Beijing has had 973 new HIV/AIDS cases in the first 10 months of this year, which is a hike of 54 percent from the previous year and now officials want all hotels to provide condoms by the end of 2008 in an attempt to curb further increases.

The Beijing Municipal Health Bureau says the hotels will be allowed to charge for the contraceptives.

The Bureau has been repeatedly calling for hotels to provide condoms in every room in recent years, but according to local government statistics to date only 133 hotels have complied out of a total of 700 throughout Beijing.

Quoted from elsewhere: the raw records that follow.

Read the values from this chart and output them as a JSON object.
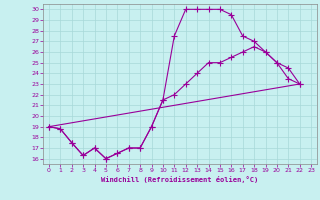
{
  "xlabel": "Windchill (Refroidissement éolien,°C)",
  "bg_color": "#c8f0f0",
  "line_color": "#990099",
  "grid_color": "#a8d8d8",
  "xlim": [
    -0.5,
    23.5
  ],
  "ylim": [
    15.5,
    30.5
  ],
  "xticks": [
    0,
    1,
    2,
    3,
    4,
    5,
    6,
    7,
    8,
    9,
    10,
    11,
    12,
    13,
    14,
    15,
    16,
    17,
    18,
    19,
    20,
    21,
    22,
    23
  ],
  "yticks": [
    16,
    17,
    18,
    19,
    20,
    21,
    22,
    23,
    24,
    25,
    26,
    27,
    28,
    29,
    30
  ],
  "curve1_x": [
    0,
    1,
    2,
    3,
    4,
    5,
    6,
    7,
    8,
    9,
    10,
    11,
    12,
    13,
    14,
    15,
    16,
    17,
    18,
    19,
    20,
    21,
    22
  ],
  "curve1_y": [
    19,
    18.8,
    17.5,
    16.3,
    17.0,
    16.0,
    16.5,
    17.0,
    17.0,
    19.0,
    21.5,
    27.5,
    30.0,
    30.0,
    30.0,
    30.0,
    29.5,
    27.5,
    27.0,
    26.0,
    25.0,
    24.5,
    23.0
  ],
  "curve2_x": [
    0,
    1,
    2,
    3,
    4,
    5,
    6,
    7,
    8,
    9,
    10,
    11,
    12,
    13,
    14,
    15,
    16,
    17,
    18,
    19,
    20,
    21,
    22
  ],
  "curve2_y": [
    19,
    18.8,
    17.5,
    16.3,
    17.0,
    16.0,
    16.5,
    17.0,
    17.0,
    19.0,
    21.5,
    22.0,
    23.0,
    24.0,
    25.0,
    25.0,
    25.5,
    26.0,
    26.5,
    26.0,
    25.0,
    23.5,
    23.0
  ],
  "curve3_x": [
    0,
    22
  ],
  "curve3_y": [
    19.0,
    23.0
  ],
  "marker_size": 2.5,
  "linewidth": 0.8
}
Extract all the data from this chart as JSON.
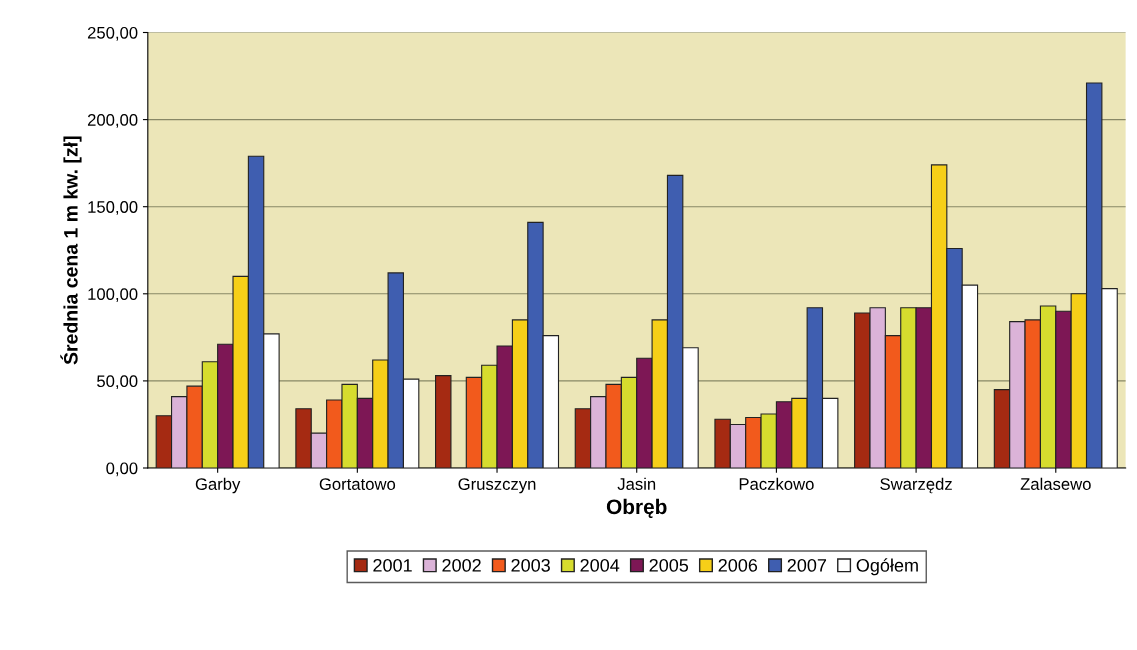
{
  "chart_data": {
    "type": "bar",
    "xlabel": "Obręb",
    "ylabel": "Średnia cena 1 m kw. [zł]",
    "categories": [
      "Garby",
      "Gortatowo",
      "Gruszczyn",
      "Jasin",
      "Paczkowo",
      "Swarzędz",
      "Zalasewo"
    ],
    "series": [
      {
        "name": "2001",
        "color": "#a52a12",
        "values": [
          30,
          34,
          53,
          34,
          28,
          89,
          45
        ]
      },
      {
        "name": "2002",
        "color": "#dbb3d8",
        "values": [
          41,
          20,
          null,
          41,
          25,
          92,
          84
        ]
      },
      {
        "name": "2003",
        "color": "#f25a1c",
        "values": [
          47,
          39,
          52,
          48,
          29,
          76,
          85
        ]
      },
      {
        "name": "2004",
        "color": "#d6dc2e",
        "values": [
          61,
          48,
          59,
          52,
          31,
          92,
          93
        ]
      },
      {
        "name": "2005",
        "color": "#7d1755",
        "values": [
          71,
          40,
          70,
          63,
          38,
          92,
          90
        ]
      },
      {
        "name": "2006",
        "color": "#f6cf18",
        "values": [
          110,
          62,
          85,
          85,
          40,
          174,
          100
        ]
      },
      {
        "name": "2007",
        "color": "#3f5eb0",
        "values": [
          179,
          112,
          141,
          168,
          92,
          126,
          221
        ]
      },
      {
        "name": "Ogółem",
        "color": "#ffffff",
        "values": [
          77,
          51,
          76,
          69,
          40,
          105,
          103
        ]
      }
    ],
    "ylim": [
      0,
      250
    ],
    "yticks": [
      {
        "value": 0,
        "label": "0,00"
      },
      {
        "value": 50,
        "label": "50,00"
      },
      {
        "value": 100,
        "label": "100,00"
      },
      {
        "value": 150,
        "label": "150,00"
      },
      {
        "value": 200,
        "label": "200,00"
      },
      {
        "value": 250,
        "label": "250,00"
      }
    ],
    "grid": "y",
    "legend": "bottom"
  }
}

The Regulation on AIDS Prevention and Control, which was issued by China's State Council in January 2006, urged all public places to provide condoms or condom vending machines.

Last October Beijing had registered 4,663 HIV/AIDS cases since 1985, of which 171 were foreigners, 964 locals and 3,524 from other parts of China; according to an estimates by the government and United Nations health agencies in January 2006 there were 650,000 HIV/AIDS patients in China.

Reports suggest a large number of HIV-positive people in central China have developed AIDS despite receiving access to free antiretroviral drugs.

According to Chen Zhiwei, director of the AIDS Institute at the University of Hong Kong, resistance to first-line antiretrovirals is fueling the increase in AIDS cases.

Second-line antiretrovirals are not widely available and are expensive in China and patent laws prevent Chinese pharmaceutical companies from producing lower-cost versions of second-line drugs.

The AIDS Institute works to curb the spread of the disease in China and Hong Kong.